Au sud, le bâtiment 3 dégagé en 1844 a été sondé sur une petite surface en 2011. Il s’avère que, contrairement à l’hypothèse communément admise, il ne s’agit pas d’un balnéaire, en tout cas pas dans son dernier état d’occupation. En outre, il n’est pas isolé mais se rattache à l’ensemble de constructions maçonnées qui barre la vallée sur une longueur d’environ 70 m de part et d’autre du cours actuel du ruisseau de Roullée. Des tranchées de reconnaissance ont ainsi permis de reconnaître l’existence de murs maçonnés antiques dans la parcelle située en contre-bas de la maison de La Selle.
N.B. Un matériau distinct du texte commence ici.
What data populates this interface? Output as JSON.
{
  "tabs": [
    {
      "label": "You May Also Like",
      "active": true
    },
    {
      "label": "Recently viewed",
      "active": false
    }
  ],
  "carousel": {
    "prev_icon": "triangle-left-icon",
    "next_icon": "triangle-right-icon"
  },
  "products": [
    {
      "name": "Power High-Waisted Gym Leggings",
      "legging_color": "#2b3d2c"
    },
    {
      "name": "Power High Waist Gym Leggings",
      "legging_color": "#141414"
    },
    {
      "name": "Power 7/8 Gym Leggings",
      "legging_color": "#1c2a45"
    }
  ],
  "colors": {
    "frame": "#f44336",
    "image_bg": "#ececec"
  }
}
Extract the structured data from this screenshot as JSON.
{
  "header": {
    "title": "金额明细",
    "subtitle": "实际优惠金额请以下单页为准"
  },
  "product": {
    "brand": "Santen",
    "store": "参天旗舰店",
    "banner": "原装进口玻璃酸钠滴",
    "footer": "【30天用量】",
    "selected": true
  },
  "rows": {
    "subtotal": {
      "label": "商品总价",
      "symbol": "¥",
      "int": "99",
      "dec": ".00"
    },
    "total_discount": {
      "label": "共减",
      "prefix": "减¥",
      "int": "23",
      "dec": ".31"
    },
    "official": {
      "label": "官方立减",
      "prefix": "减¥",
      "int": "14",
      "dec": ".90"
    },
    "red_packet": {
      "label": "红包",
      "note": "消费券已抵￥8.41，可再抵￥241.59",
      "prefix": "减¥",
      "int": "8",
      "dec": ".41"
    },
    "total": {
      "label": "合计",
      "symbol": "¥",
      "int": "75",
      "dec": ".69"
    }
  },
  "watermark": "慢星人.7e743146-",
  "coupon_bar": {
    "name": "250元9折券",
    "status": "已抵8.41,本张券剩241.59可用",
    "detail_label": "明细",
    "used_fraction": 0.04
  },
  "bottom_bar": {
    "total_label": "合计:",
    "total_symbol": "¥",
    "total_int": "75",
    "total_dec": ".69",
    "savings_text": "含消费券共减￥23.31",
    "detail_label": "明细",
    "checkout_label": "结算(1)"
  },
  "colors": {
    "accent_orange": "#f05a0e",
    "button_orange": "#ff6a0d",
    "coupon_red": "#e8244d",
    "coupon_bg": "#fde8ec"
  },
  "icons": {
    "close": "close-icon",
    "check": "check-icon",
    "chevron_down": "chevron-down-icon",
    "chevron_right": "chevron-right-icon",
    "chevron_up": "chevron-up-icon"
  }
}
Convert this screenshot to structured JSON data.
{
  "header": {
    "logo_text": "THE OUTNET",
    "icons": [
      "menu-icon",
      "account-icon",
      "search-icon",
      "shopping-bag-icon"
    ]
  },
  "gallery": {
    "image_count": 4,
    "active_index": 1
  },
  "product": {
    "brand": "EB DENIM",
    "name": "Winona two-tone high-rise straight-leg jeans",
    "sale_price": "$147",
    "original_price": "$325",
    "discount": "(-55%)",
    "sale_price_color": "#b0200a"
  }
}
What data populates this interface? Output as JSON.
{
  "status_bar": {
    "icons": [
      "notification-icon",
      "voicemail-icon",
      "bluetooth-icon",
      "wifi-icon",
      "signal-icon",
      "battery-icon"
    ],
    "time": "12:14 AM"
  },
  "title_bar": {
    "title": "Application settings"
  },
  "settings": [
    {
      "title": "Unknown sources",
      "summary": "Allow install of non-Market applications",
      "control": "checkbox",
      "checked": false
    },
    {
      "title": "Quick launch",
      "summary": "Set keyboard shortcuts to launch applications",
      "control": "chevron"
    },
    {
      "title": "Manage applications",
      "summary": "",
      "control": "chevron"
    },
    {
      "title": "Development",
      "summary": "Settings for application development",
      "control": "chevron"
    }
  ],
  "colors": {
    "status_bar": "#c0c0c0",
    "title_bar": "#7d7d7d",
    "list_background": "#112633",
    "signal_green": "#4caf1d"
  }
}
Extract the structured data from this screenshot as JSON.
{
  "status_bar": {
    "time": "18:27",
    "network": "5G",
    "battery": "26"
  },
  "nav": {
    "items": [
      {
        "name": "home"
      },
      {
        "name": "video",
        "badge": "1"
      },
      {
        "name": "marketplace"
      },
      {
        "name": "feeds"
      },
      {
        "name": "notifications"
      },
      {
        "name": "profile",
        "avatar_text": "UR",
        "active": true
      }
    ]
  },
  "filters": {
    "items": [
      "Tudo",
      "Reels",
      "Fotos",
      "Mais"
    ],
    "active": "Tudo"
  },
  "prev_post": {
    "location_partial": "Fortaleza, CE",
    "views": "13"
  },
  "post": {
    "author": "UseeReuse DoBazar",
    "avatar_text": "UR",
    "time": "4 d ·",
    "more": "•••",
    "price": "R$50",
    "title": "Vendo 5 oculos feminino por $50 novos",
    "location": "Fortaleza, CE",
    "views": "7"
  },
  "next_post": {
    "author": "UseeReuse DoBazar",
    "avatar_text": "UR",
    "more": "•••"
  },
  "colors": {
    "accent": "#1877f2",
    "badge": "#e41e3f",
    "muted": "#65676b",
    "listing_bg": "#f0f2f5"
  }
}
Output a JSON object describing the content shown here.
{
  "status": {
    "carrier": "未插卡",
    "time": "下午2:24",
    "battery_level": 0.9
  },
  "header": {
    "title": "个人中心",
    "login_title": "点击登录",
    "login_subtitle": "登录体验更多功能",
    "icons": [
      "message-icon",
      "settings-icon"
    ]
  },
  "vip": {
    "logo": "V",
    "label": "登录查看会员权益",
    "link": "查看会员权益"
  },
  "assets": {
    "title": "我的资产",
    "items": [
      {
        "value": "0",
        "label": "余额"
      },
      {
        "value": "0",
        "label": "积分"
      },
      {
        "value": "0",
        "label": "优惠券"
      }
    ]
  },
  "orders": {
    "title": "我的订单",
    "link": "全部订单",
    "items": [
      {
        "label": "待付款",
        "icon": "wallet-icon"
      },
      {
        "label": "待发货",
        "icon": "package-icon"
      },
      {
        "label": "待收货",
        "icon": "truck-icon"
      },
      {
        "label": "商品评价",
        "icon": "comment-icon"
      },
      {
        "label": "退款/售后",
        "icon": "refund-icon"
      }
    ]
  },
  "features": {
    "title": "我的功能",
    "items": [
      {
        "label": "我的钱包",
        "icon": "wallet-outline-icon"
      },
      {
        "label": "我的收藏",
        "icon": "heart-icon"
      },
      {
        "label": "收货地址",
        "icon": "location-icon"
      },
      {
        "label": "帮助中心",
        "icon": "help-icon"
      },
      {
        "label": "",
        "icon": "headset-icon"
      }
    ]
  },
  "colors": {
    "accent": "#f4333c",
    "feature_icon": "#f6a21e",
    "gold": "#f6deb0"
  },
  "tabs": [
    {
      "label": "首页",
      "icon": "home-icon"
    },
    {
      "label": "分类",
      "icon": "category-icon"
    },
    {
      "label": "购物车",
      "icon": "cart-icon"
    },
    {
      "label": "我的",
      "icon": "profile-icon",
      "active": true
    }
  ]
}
Le plan exact de cette opulente résidence (enduits muraux, sol de béton, stuc, mosaïque) n’est pas encore établi. Il constituera un des enjeux des prochains programmes de fouille.


Vue de l’abside de la salle à la mosaïque du bâtiment 3 perçu dans une tranchée menée en 2011.

Les structures repérées jusqu’à présent ne constituent sûrement qu’une portion d’un établissement beaucoup plus vaste, assimilable à la catégorie des villae à pavillons multiples alignés reconnue dans plusieurs régions du centre et de l’est des Gaules et dans les provinces de Germanie.

Les traces d’occupations anthropiques les plus anciennes remontent au Néolithique moyen (une douzaine de silex). Toutefois, l’établissement antique semble être créé ex nihilo vers le milieu du Ier s. de n. è. (peut-être dans les années 40). Les bâtiments subissent des modifications nombreuses et parfois importantes. Ainsi, six états de construction ont pu être mis en évidence pour l’édifice 2 et au moins trois pour le bâtiment 3. La partie résidentielle semble être abandonnée vers la fin du IIIe s. Des sépultures sont installées dans ses ruines à partir du Ve s. et probablement jusqu’à la fin du VIIe s. En revanche, les bâtiments de la cour des communs (1 et 2) sont occupés jusqu’au IVe s. au moins pour le premier et jusqu’au Xe s. pour le second. Ainsi, si la fonction et l’organisation du site changent, son occupation perdure sur près de dix siècles.

Références

Bouvet J.-P. 2001 : La Sarthe, coll. CAG, Académie des Inscriptions et Belles Lettres, Paris, MSH, 518 p.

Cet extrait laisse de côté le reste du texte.